It’s no secret digital creators rely on PHOTOGRAPHY. When it comes to taking photos of ourselves, most of us either hire a professional, ask a friend or family member to lend a helping hand. But relying on someone else isn’t always possible so instead you can do it yourself like I do. Yup, I’m my own DIY photo-shoot studio with my camera and trip-pod always in tow. After years of practice and a lot of bloopers, I think I’ve finally mastered the selfie technique – at least good enough for digital content on my own blog. Read my how-to’s, pros + cons, cringe moments and why I still prefer to take my own self portraits to this day.
Professional vs Amateur
But first, let’s be real. I am not a professional photographer but rather just your average Joe who before blogging, only took photos with my Iphone. Over the years, my passion for creating digital content has led me to learn how to use a DSLR which I now use interchangeably with my phone camera. I have utmost respect and admiration for the community of professional photographers who’s services are much appreciated and needed by those who hire them. For me, I choose to take my own photos primarily for convenience and my desire for self-learning and appreciating the art-form.
Taking Self Portraits Pros + Cons
FLEXIBLE SCHEDULING – This is the number one pro for me. With a constantly busy schedule, it’s often hard to coordinate dates and times that work for both myself and a photographer. It’s way easier for me to plan and fit my sessions in when it works for me and me only. This includes impromptu sessions on my way home from the office or on my way to an event. I always prefer taking outdoor shots and the weather can be unpredictable. When it does cooperate, I like to be flexible and ready to capture at a moments notice.
TONS OF SHOTS AT YOUR FINGER TIPS TO REVIEW. Who doesn’t like having lots of options to choose from? Because I use a blue tooth remote or interval shooting mode (more about that later), I always get a ton of shots to select when shooting my own photos. And even better, I can instantly review them, mark my favourites and filter out the shots I’d rather not see again.
BE IN CONTROL, EDIT YOUR OWN PHOTOS. Not only may some photographers limit the time or number of photos per session, you may not be able to access their raw/unedited photos. Being your own photographer lets you edit your own photos the way you want especially when you want control over creating your own esthetic.
NO LONGER IMPOSE ON OTHERS. Remember those times when you felt like you were imposing on someone else’s time? Or when you begged your spouse or friend “I promise, just a few more shots, pretty please?”.

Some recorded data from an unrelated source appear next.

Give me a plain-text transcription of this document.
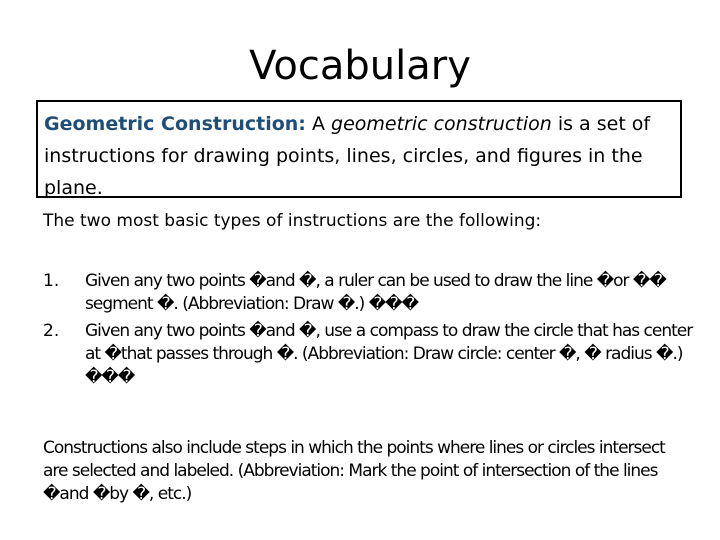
Vocabulary
Geometric Construction: A geometric construction is a set of instructions for drawing points, lines, circles, and figures in the plane.
The two most basic types of instructions are the following:
1. Given any two points �and �, a ruler can be used to draw the line �or �� segment �. (Abbreviation: Draw �.) ���
2. Given any two points �and �, use a compass to draw the circle that has center at �that passes through �. (Abbreviation: Draw circle: center �, � radius �.) ���
Constructions also include steps in which the points where lines or circles intersect are selected and labeled. (Abbreviation: Mark the point of intersection of the lines �and �by �, etc.)
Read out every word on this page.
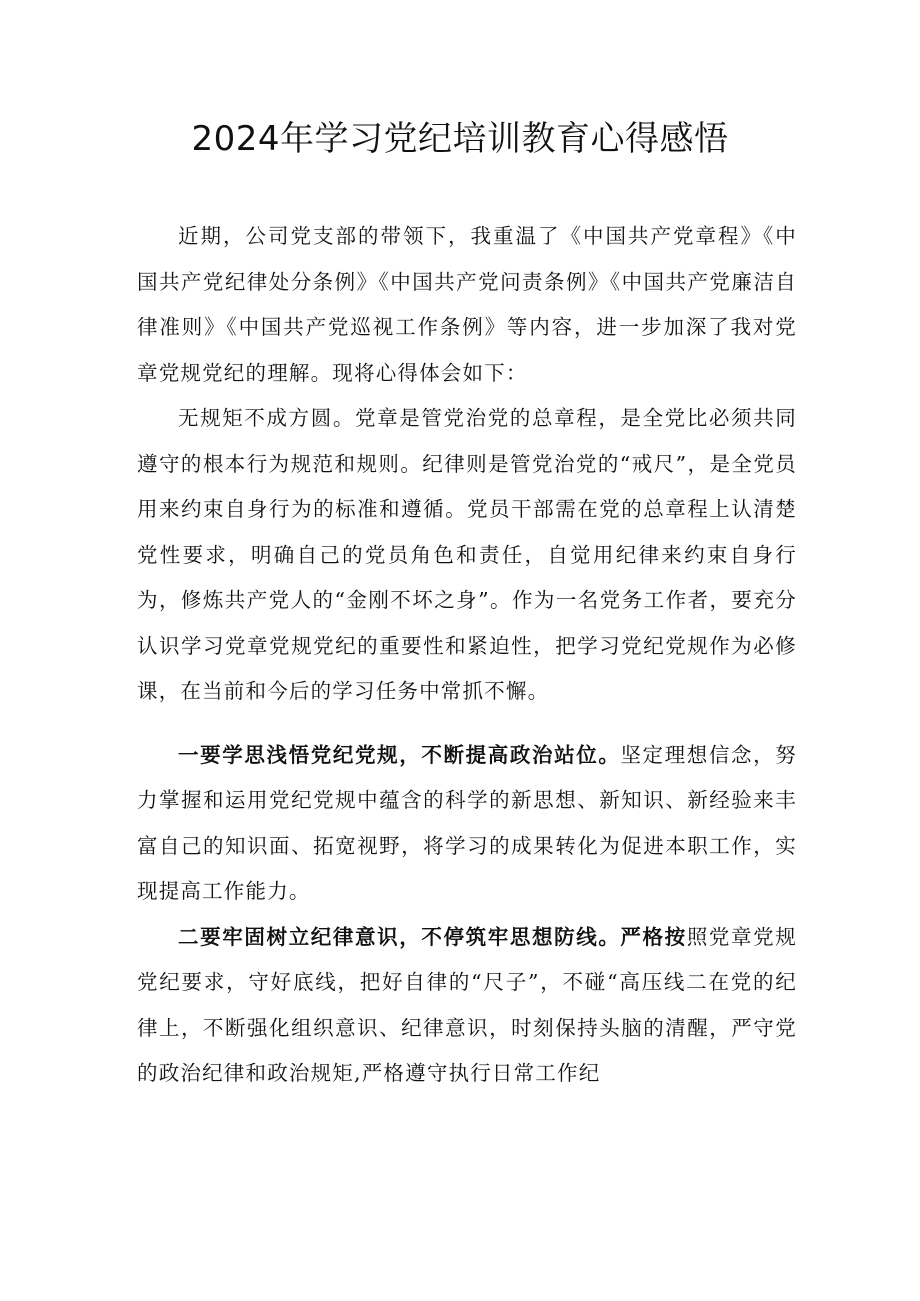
2024年学习党纪培训教育心得感悟

近期，公司党支部的带领下，我重温了《中国共产党章程》《中国共产党纪律处分条例》《中国共产党问责条例》《中国共产党廉洁自律准则》《中国共产党巡视工作条例》等内容，进一步加深了我对党章党规党纪的理解。现将心得体会如下：

无规矩不成方圆。党章是管党治党的总章程，是全党比必须共同遵守的根本行为规范和规则。纪律则是管党治党的“戒尺”，是全党员用来约束自身行为的标准和遵循。党员干部需在党的总章程上认清楚党性要求，明确自己的党员角色和责任，自觉用纪律来约束自身行为，修炼共产党人的“金刚不坏之身”。作为一名党务工作者，要充分认识学习党章党规党纪的重要性和紧迫性，把学习党纪党规作为必修课，在当前和今后的学习任务中常抓不懈。

一要学思浅悟党纪党规，不断提高政治站位。坚定理想信念，努力掌握和运用党纪党规中蕴含的科学的新思想、新知识、新经验来丰富自己的知识面、拓宽视野，将学习的成果转化为促进本职工作，实现提高工作能力。

二要牢固树立纪律意识，不停筑牢思想防线。严格按照党章党规党纪要求，守好底线，把好自律的“尺子”，不碰“高压线二在党的纪律上，不断强化组织意识、纪律意识，时刻保持头脑的清醒，严守党的政治纪律和政治规矩,严格遵守执行日常工作纪
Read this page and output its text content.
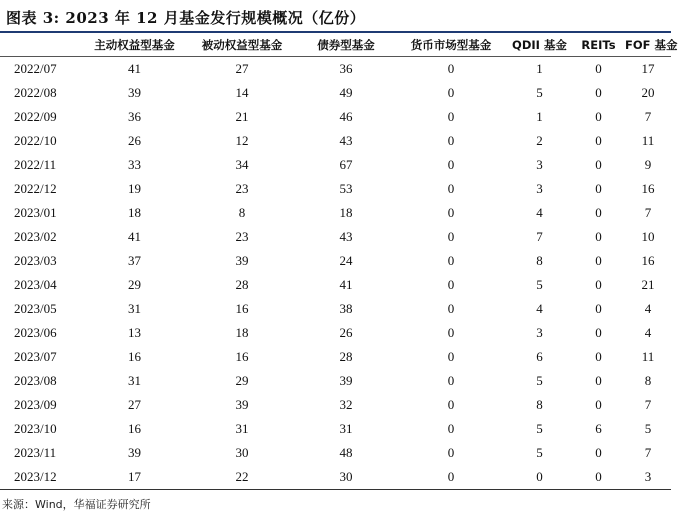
图表 3: 2023 年 12 月基金发行规模概况（亿份）
	主动权益型基金	被动权益型基金	债券型基金	货币市场型基金	QDII 基金	REITs	FOF 基金
2022/07	41	27	36	0	1	0	17
2022/08	39	14	49	0	5	0	20
2022/09	36	21	46	0	1	0	7
2022/10	26	12	43	0	2	0	11
2022/11	33	34	67	0	3	0	9
2022/12	19	23	53	0	3	0	16
2023/01	18	8	18	0	4	0	7
2023/02	41	23	43	0	7	0	10
2023/03	37	39	24	0	8	0	16
2023/04	29	28	41	0	5	0	21
2023/05	31	16	38	0	4	0	4
2023/06	13	18	26	0	3	0	4
2023/07	16	16	28	0	6	0	11
2023/08	31	29	39	0	5	0	8
2023/09	27	39	32	0	8	0	7
2023/10	16	31	31	0	5	6	5
2023/11	39	30	48	0	5	0	7
2023/12	17	22	30	0	0	0	3
来源：Wind，华福证券研究所
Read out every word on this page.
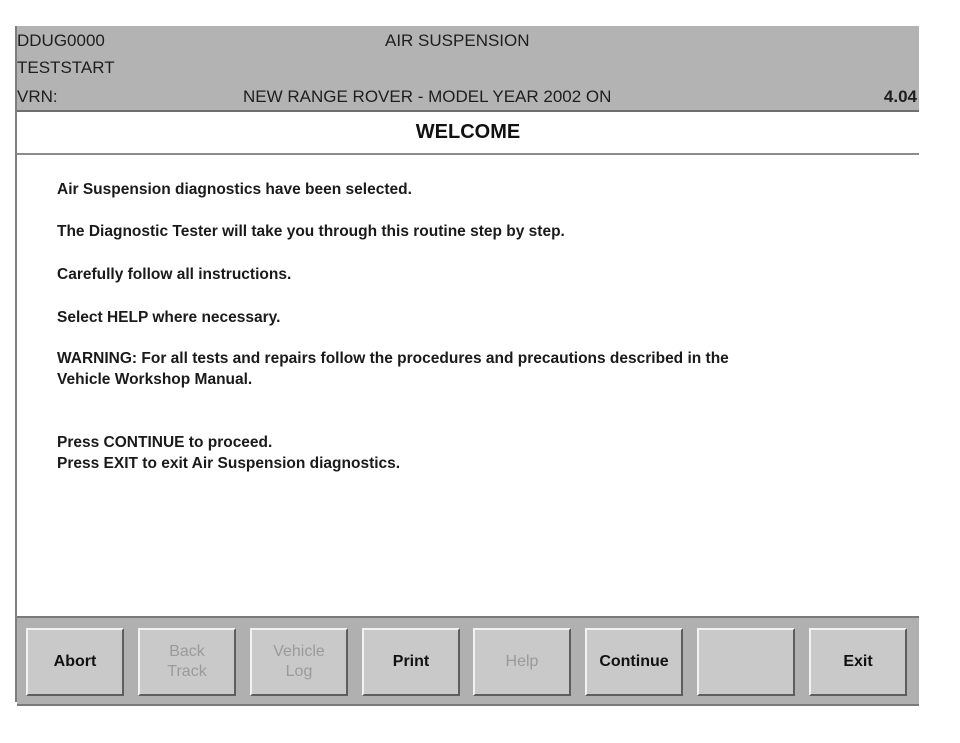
DDUG0000	AIR SUSPENSION
TESTSTART
VRN:	NEW RANGE ROVER - MODEL YEAR 2002 ON	4.04
WELCOME

Air Suspension diagnostics have been selected.

The Diagnostic Tester will take you through this routine step by step.

Carefully follow all instructions.

Select HELP where necessary.

WARNING: For all tests and repairs follow the procedures and precautions described in the

Vehicle Workshop Manual.

Press CONTINUE to proceed.

Press EXIT to exit Air Suspension diagnostics.

Abort
Back
Track
Vehicle
Log
Print	Help	Continue	Exit
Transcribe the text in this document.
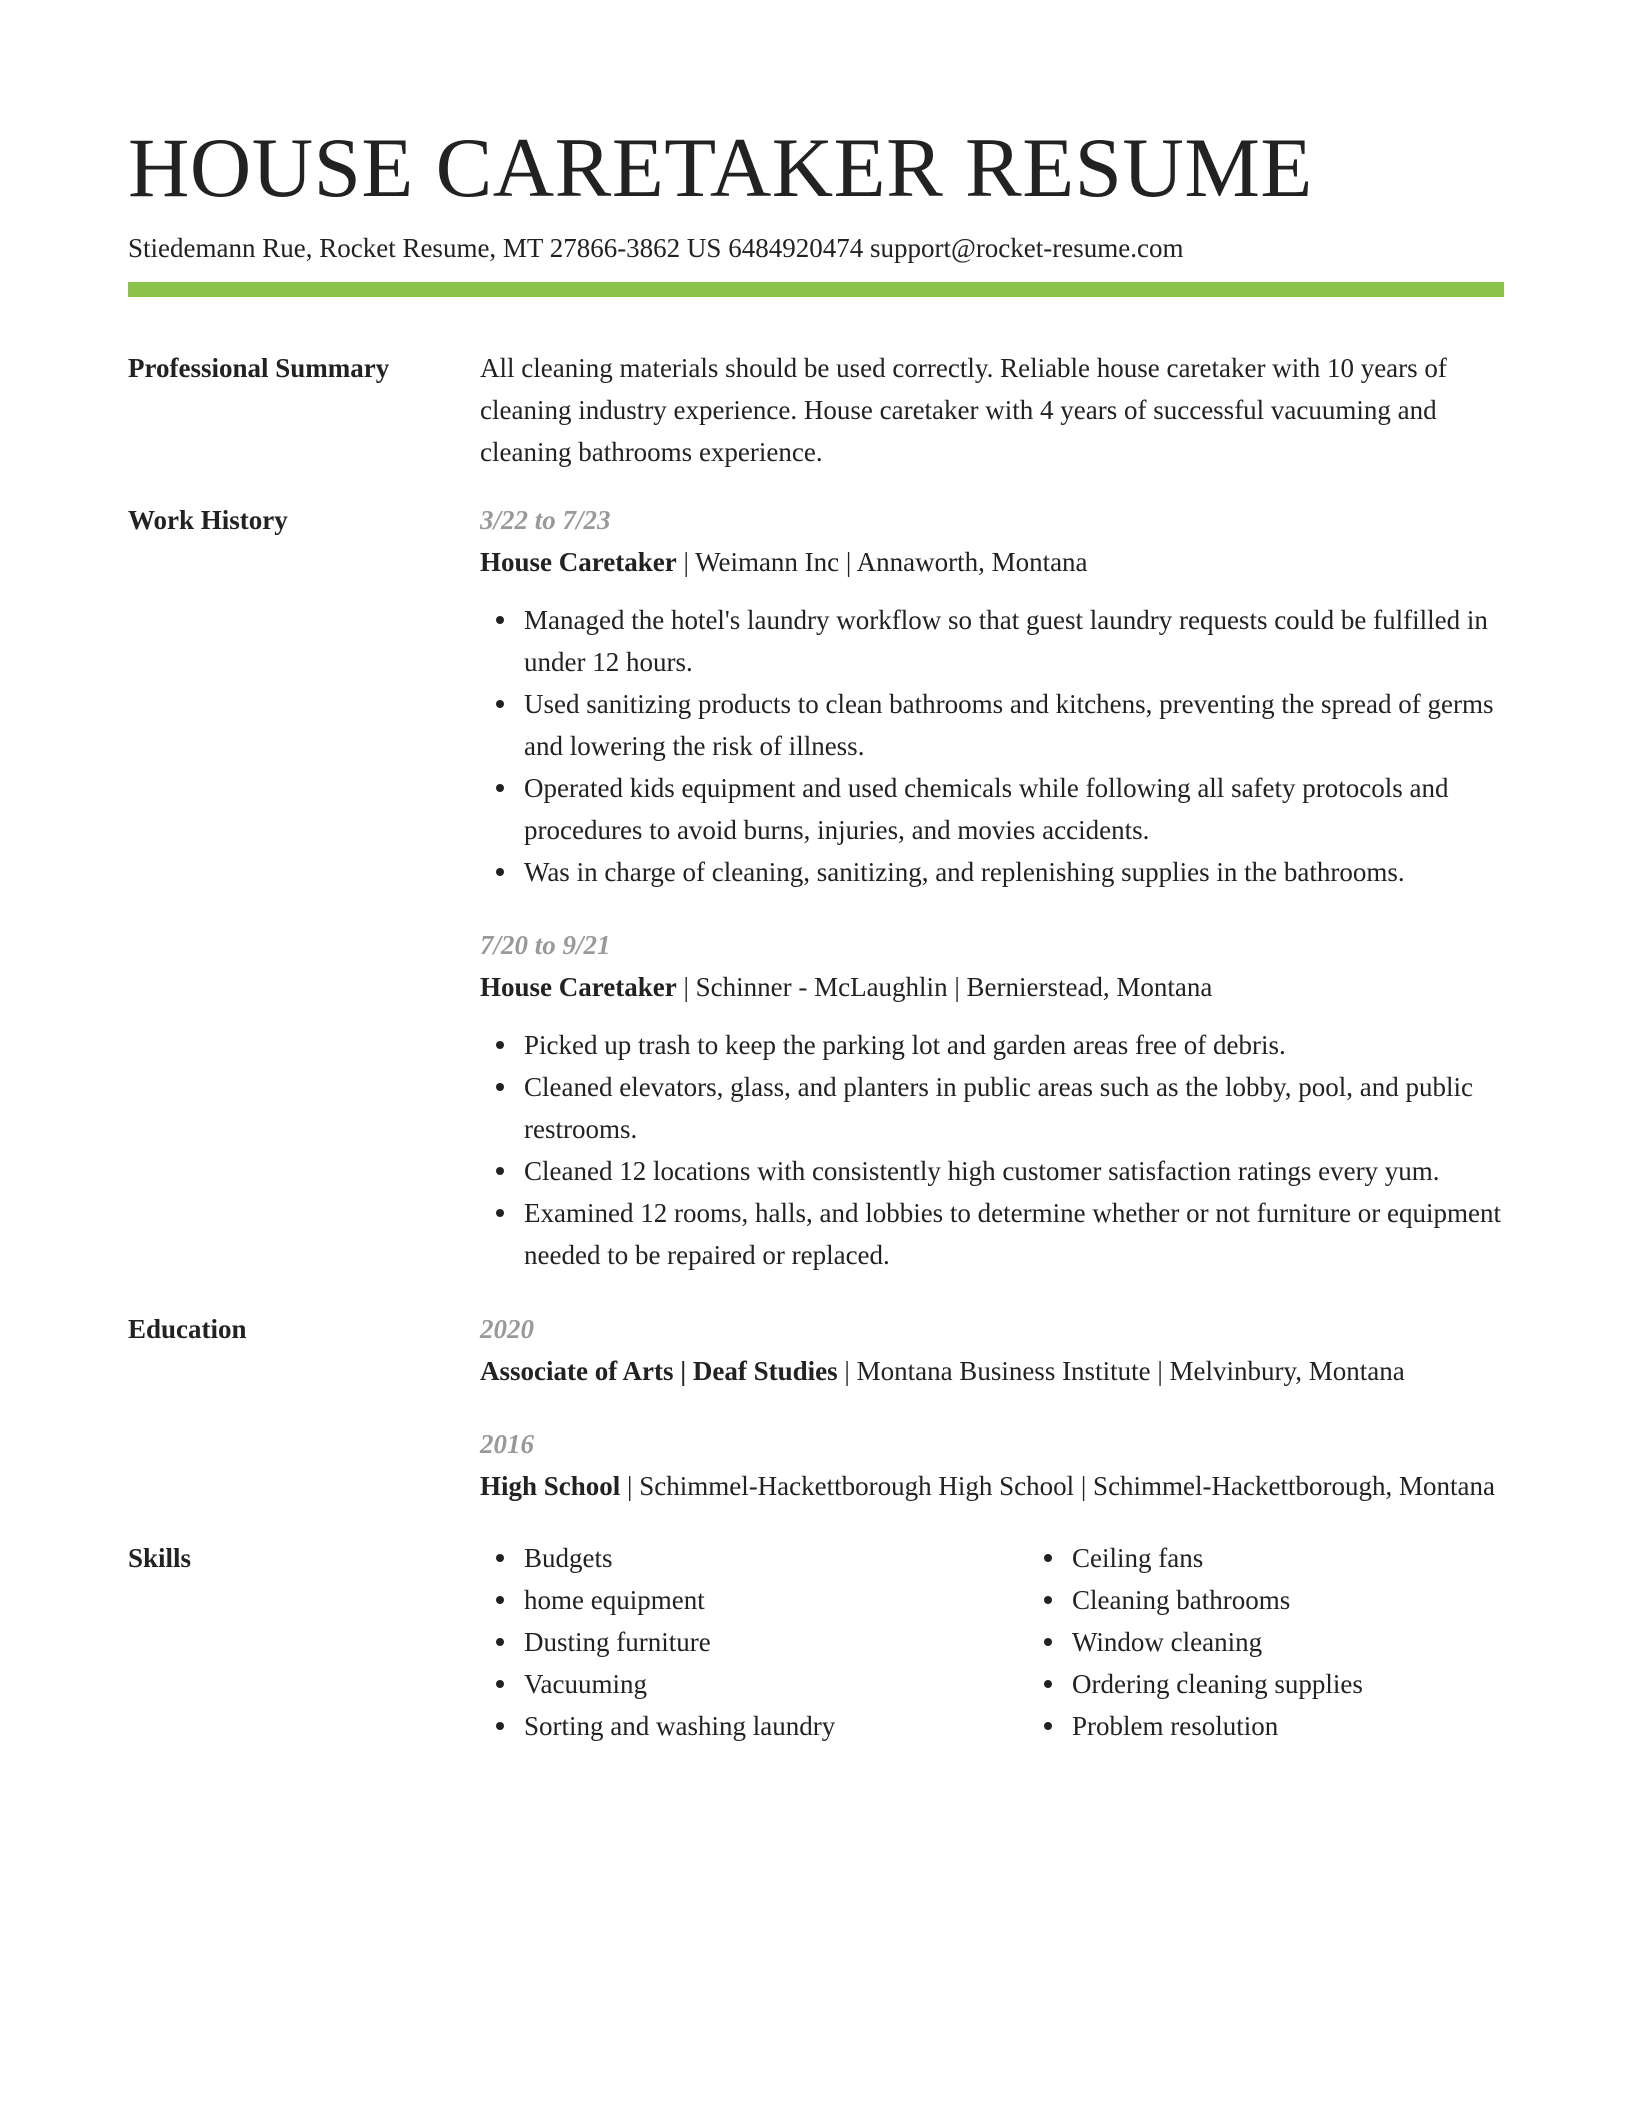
HOUSE CARETAKER RESUME
Stiedemann Rue, Rocket Resume, MT 27866-3862 US 6484920474 support@rocket-resume.com
Professional Summary	All cleaning materials should be used correctly. Reliable house caretaker with 10 years of cleaning industry experience. House caretaker with 4 years of successful vacuuming and cleaning bathrooms experience.

Work History	3/22 to 7/23
House Caretaker | Weimann Inc | Annaworth, Montana
Managed the hotel's laundry workflow so that guest laundry requests could be fulfilled in under 12 hours.
Used sanitizing products to clean bathrooms and kitchens, preventing the spread of germs and lowering the risk of illness.
Operated kids equipment and used chemicals while following all safety protocols and procedures to avoid burns, injuries, and movies accidents.
Was in charge of cleaning, sanitizing, and replenishing supplies in the bathrooms.
7/20 to 9/21
House Caretaker | Schinner - McLaughlin | Bernierstead, Montana
Picked up trash to keep the parking lot and garden areas free of debris.
Cleaned elevators, glass, and planters in public areas such as the lobby, pool, and public restrooms.
Cleaned 12 locations with consistently high customer satisfaction ratings every yum.
Examined 12 rooms, halls, and lobbies to determine whether or not furniture or equipment needed to be repaired or replaced.
Education	2020
Associate of Arts | Deaf Studies | Montana Business Institute | Melvinbury, Montana
2016
High School | Schimmel-Hackettborough High School | Schimmel-Hackettborough, Montana
Skills	Budgets
home equipment
Dusting furniture
Vacuuming
Sorting and washing laundry
Ceiling fans
Cleaning bathrooms
Window cleaning
Ordering cleaning supplies
Problem resolution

BUDGET FRIENDLY. As with a lot of other services these days, sometimes we just can’t justify or afford hiring a professional to do the work. But don’t let being on a budget stop you from capturing special moments or from creating content. And let’s not forget the real satisfaction and reward from learning to do and master something on your own. Sweat equity is an investment of your time, but will be totally worth it and save you loads of dough.
YOU’RE ON YOUR OWN. The pressure’s on, DIY means a lot of work done alone by yourself without any helping hands or friendly guidance from others.
TRIAL & ERROR. It takes practice, more practice, and more practice after that. From blurry shots, photo bombers to hecklers and curious on-lookers, self-photography can be a lot of effort, time consuming, and just down right uncomfortably awkward.
How To, Tips & Tricks
- Camera – use your phone camera or DSLR. I interchange using my Iphone 11 Pro and my Sony A6400.
- Blue tooth enabled remote or interval shooting mode. Most DSLR’s have an interval shooting mode feature and you can select the timing and how many shots your camera will snap per interval. Alternatively, there are a ton of blue tooth remotes available on Amazon. I like using a rechargeable remote small enough in size to disguise and hide in photos.
- Tripod – any tri-pod will do but I recommend a lightweight & portable one since you will be carrying it plus other equipment by yourself. And don’t forget the adapter mount if you are using your phone camera.
- Pick a date, time and location – check the forecast and mark your calendar. Select a quiet location with minimal wander-by traffic.
- Check and charge your equipment – there’s nothing worse than arriving on location ready to shoot to find out your blue tooth or camera batteries are dead
- Pack ahead – organize and pack everything the day before in a comfortable carrying bag (shoulder tote, or rolling case).
- Be organized and know where everything is so you can be quick and ready to go.
- Park nearby your location so you don’t need to walk and carry things too far.
- Guarantee you’ll be in the shot – don’t waste any time or shots by making sure you’ll be in each picture frame. Find a target on the ground to stand on by looking through your camera’s view finder. This will guarantee you’ll be in the shot when you move into position.
- Click a few and check. Adjust your positions and poses until you like what you see and when you do, continue shooting!
- Smile and Pose. Remember to change up your pose with each click.
- Be patient and don’t give up. I promise, practice makes perfect and it really does work!